The Physicist

"Sir, I have ventured to send you the accompanying article for your perusal and opinion. I am anxious to know what you think of it. You will see that I have tried to deduce the coefficient 8πν2/c3 in Planck's Law independent of classical electrodynamics, only assuming that the ultimate elementary region in the phase-space has the content h3. I do not know sufficient German to translate the paper. If you think the paper worth publication I shall be grateful if you arrange for its publication in Zeitschrift für Physik. Though a complete stranger to you, I do not feel any hesitation in making such a request. Because we are all your pupils though profiting only by your teachings through your writings. I do not know whether you still remember that somebody from Calcutta asked your permission to translate your papers on Relativity in English. You acceded to the request. The book has since been published. I was the one who translated your paper on Generalised Relativity."

 Can you tell me who wrote this one to whom? Wait don't scroll down. A logical answer would be Einstein for "Relativity" but who wrote this one from 'Culcutta'? Well you might go to the time when Einstein was alive and think about physicists from the Bengal. This was one of the greatest physicist Satyendranath Bose. 

While presenting a lecture at the University of Dhaka on the theory of radiation and the ultraviolet catastrophe, Bose intended to show his students that the contemporary theory was inadequate, because it predicted results not in accordance with experimental results.

In the process of describing this discrepancy, Bose for the first time took the position that the Maxwell–Boltzmann distribution would not be true for microscopic particles, where fluctuations due to Heisenberg's uncertainty principle will be significant. Thus he stressed the probability of finding particles in the phase space, each state having volume h3, and discarding the distinct position and momentum of the particles.

Bose adapted this lecture into a short article called "Planck's Law and the Hypothesis of Light Quanta" and sent it to Albert Einstein with the above letter.

Today when I just woke up in morning and switch on the mobile I saw Google is celebrating the birthday of Indian physicist and mathematician Satyendranath Bose. 

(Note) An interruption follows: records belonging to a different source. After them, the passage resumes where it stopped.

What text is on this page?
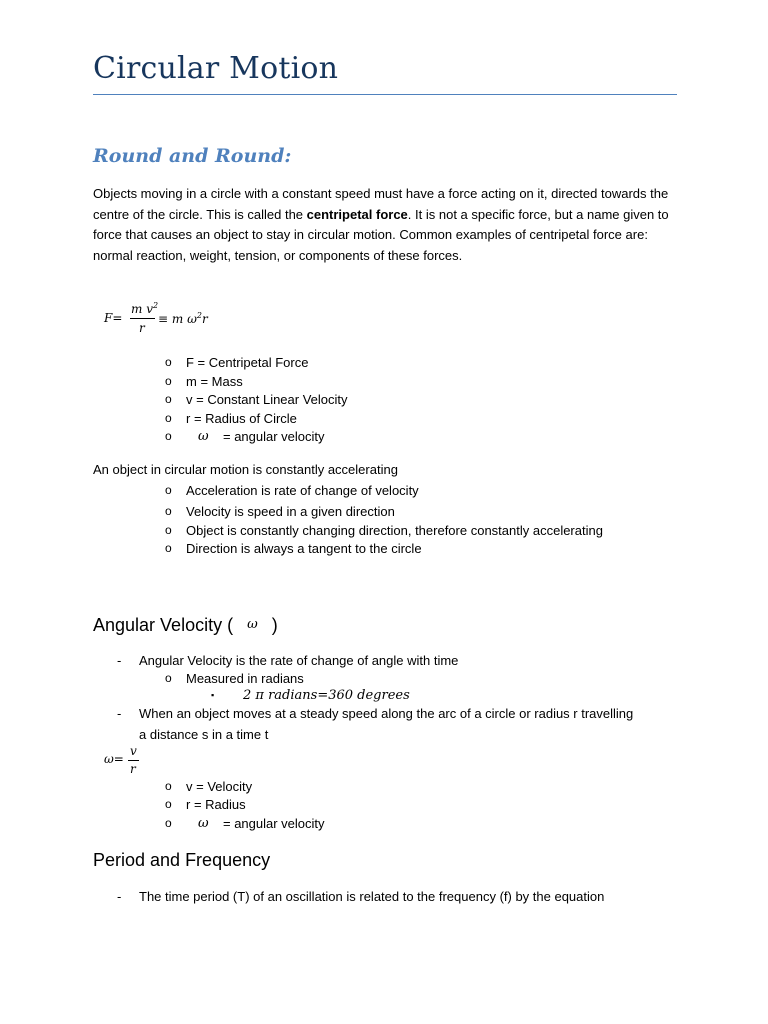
Circular Motion
Round and Round:
Objects moving in a circle with a constant speed must have a force acting on it, directed towards the centre of the circle. This is called the centripetal force. It is not a specific force, but a name given to force that causes an object to stay in circular motion. Common examples of centripetal force are: normal reaction, weight, tension, or components of these forces.
F=
m $v^2$
r
≡ m $\omega^2r$
o F = Centripetal Force
o m = Mass
o v = Constant Linear Velocity
o r = Radius of Circle
o ω = angular velocity
An object in circular motion is constantly accelerating
o Acceleration is rate of change of velocity
o Velocity is speed in a given direction
o Object is constantly changing direction, therefore constantly accelerating
o Direction is always a tangent to the circle
Angular Velocity ( ω )
- Angular Velocity is the rate of change of angle with time
o Measured in radians
▪ 2 π radians=360 degrees
- When an object moves at a steady speed along the arc of a circle or radius r travelling
a distance s in a time t
ω=
v
r
o v = Velocity
o r = Radius
o ω = angular velocity
Period and Frequency
- The time period (T) of an oscillation is related to the frequency (f) by the equation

Have you ever encountered these words "You have to score 110 marks out of 100 in mathematics"? Yes, Satyendranath was the one who got that one for his extraordinary talents in mathematics. He created the record as the highest marks 92% in M.Sc and his friend Meghnath took the second place.
He first published research papper The Influence of the Finite Volume of Molecules on the Equation of State in the Philosophical Magazine of London in 1918. With the collaboration with Saha he translated the General theory of Relativity from its original German into English although publisher objected against it but Einstein graciously gave the permission. Einstein also translated the above theory into German and published it Zeitschrift für Physik . With the collaboration with Einstein the Bose-Einstein grew up. Bose-Einstein statistics came to be known as BOSONS after the Bose. Unlike the other sub-atomic particles, an unlimited number of bosons may occupy the same state at the same time. Bosons tend to congregate together at the same lowest energy state, forming a Bose-Einstein condensate.

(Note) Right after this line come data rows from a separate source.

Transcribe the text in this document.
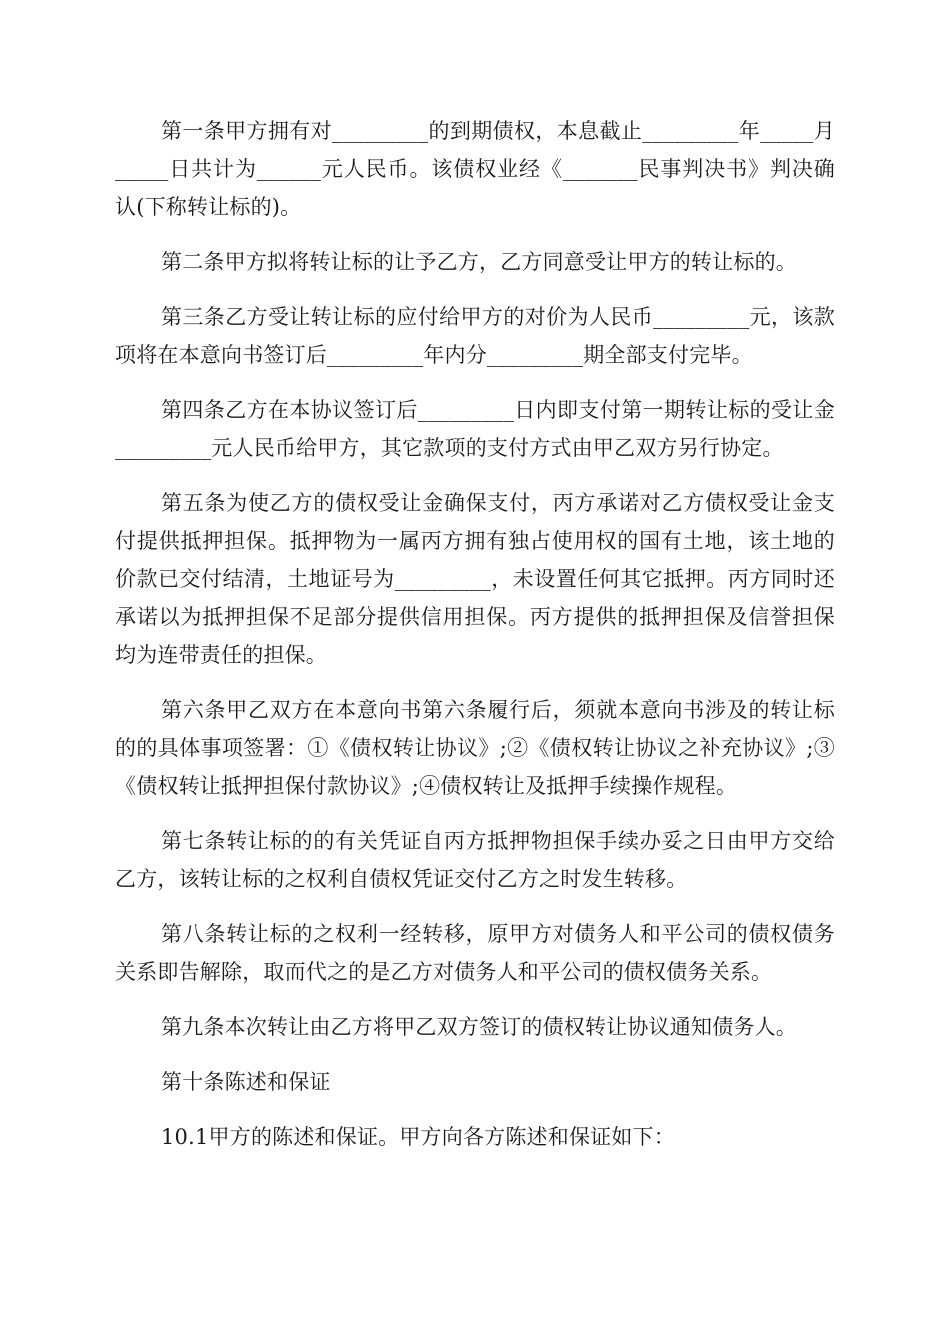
第一条甲方拥有对_________的到期债权，本息截止_________年_____月_____日共计为______元人民币。该债权业经《_______民事判决书》判决确认(下称转让标的)。

第二条甲方拟将转让标的让予乙方，乙方同意受让甲方的转让标的。

第三条乙方受让转让标的应付给甲方的对价为人民币_________元，该款项将在本意向书签订后_________年内分_________期全部支付完毕。

第四条乙方在本协议签订后_________日内即支付第一期转让标的受让金_________元人民币给甲方，其它款项的支付方式由甲乙双方另行协定。

第五条为使乙方的债权受让金确保支付，丙方承诺对乙方债权受让金支付提供抵押担保。抵押物为一属丙方拥有独占使用权的国有土地，该土地的价款已交付结清，土地证号为_________，未设置任何其它抵押。丙方同时还承诺以为抵押担保不足部分提供信用担保。丙方提供的抵押担保及信誉担保均为连带责任的担保。

第六条甲乙双方在本意向书第六条履行后，须就本意向书涉及的转让标的的具体事项签署：①《债权转让协议》;②《债权转让协议之补充协议》;③《债权转让抵押担保付款协议》;④债权转让及抵押手续操作规程。

第七条转让标的的有关凭证自丙方抵押物担保手续办妥之日由甲方交给乙方，该转让标的之权利自债权凭证交付乙方之时发生转移。

第八条转让标的之权利一经转移，原甲方对债务人和平公司的债权债务关系即告解除，取而代之的是乙方对债务人和平公司的债权债务关系。

第九条本次转让由乙方将甲乙双方签订的债权转让协议通知债务人。

第十条陈述和保证

10.1甲方的陈述和保证。甲方向各方陈述和保证如下：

Once P.A.M Dirac came to Kolkata with his wife. They share same car with Satyendranath. The front seat, which Bose occupied along with the driver, did not have much room; nevertheless Bose asked some of his students to get in. Dirac, a little surprised, asked if it wasn’t too crowded. Bose looked back and said in disarming fashion, “We believe in Bose statistics,” Dirac explained to his wife, In Bose statistics things crowd together.”